Sukhoi Civil Aircraft Company (SCAC) has confirmed a range increase for the Sukhoi Business Jet (SBJ) version of its Superjet SJ100 airliner from 4,000 nm to 4,250 nm carrying eight passengers. At the same time, the Russian manufacturer also has lowered its estimated market for the model to 80 units over the next 20 years—down from the 100 sales it anticipated when the program was launched at the Paris Air Show in June 2011. Starting in 2014, the company expects to deliver between 4 and 6 SBJs out of an annual total of 60 Superjets. Russia is projected to account for a significant share of this demand, along with Latin America, the Middle East and Southeast Asia.
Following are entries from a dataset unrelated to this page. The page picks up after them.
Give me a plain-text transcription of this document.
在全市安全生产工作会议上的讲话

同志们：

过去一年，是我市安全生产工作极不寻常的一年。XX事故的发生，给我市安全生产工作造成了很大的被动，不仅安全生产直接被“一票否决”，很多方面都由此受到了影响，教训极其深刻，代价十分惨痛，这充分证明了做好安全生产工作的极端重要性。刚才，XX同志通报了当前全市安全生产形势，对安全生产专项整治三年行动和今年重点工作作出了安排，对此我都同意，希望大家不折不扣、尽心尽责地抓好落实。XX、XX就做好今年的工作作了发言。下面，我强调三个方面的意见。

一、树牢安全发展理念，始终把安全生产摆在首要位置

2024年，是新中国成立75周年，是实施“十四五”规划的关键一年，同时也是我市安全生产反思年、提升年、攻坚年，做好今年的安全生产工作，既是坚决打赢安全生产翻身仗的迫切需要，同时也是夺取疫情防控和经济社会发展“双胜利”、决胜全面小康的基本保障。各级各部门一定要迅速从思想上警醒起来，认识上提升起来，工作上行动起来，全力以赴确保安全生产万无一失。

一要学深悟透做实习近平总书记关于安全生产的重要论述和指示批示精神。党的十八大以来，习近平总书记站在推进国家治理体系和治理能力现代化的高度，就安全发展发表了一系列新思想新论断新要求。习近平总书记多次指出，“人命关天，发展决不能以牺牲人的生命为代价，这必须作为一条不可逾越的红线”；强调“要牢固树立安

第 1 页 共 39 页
So far, the SBJ has just one customer, with Swiss-based Comlux Aviation ordering a pair of the aircraft (plus two options) for its managed charter fleet during the 2011 NBAA show. Deliveries of the aircraft are set to start in 2014, with Comlux’s facility in Indianapolis, Ind., set to do the first two cabin completions. Deliveries to Russian clients will be made after completion at the Superjet International facility in Venice, Italy.
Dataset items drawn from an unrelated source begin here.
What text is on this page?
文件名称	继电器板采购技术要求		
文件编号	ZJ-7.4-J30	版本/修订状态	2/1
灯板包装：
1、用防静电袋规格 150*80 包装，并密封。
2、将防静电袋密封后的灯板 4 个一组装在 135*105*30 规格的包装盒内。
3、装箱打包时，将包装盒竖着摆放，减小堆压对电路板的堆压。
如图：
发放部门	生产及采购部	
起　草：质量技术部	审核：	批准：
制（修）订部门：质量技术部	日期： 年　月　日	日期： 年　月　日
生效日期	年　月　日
The SBJ carries a sticker price of $50 million and for this customers will get a business jet with a top-speed of 465 kts and 4,191 cu ft of cabin space—almost twice the size of a Bombardier Global Express. Cabin width is almost 11 feet and the interior height is almost 6 feet 11 inches.
Sukhoi sees Embraer’s Lineage 1000 as the main competitor to the SBJ. It also hopes to encroach on the market for the more expensive, but larger, Airbus ACJ and Boeing Business Jet families.
SCAC spokesman Andrei Muraviev told AIN that the company has had “a lot of positive feedback” since introducing the SBJ. Sukhoi believes that the improved operating economics promised by the Superjet will prove attractive to SBJ operators too.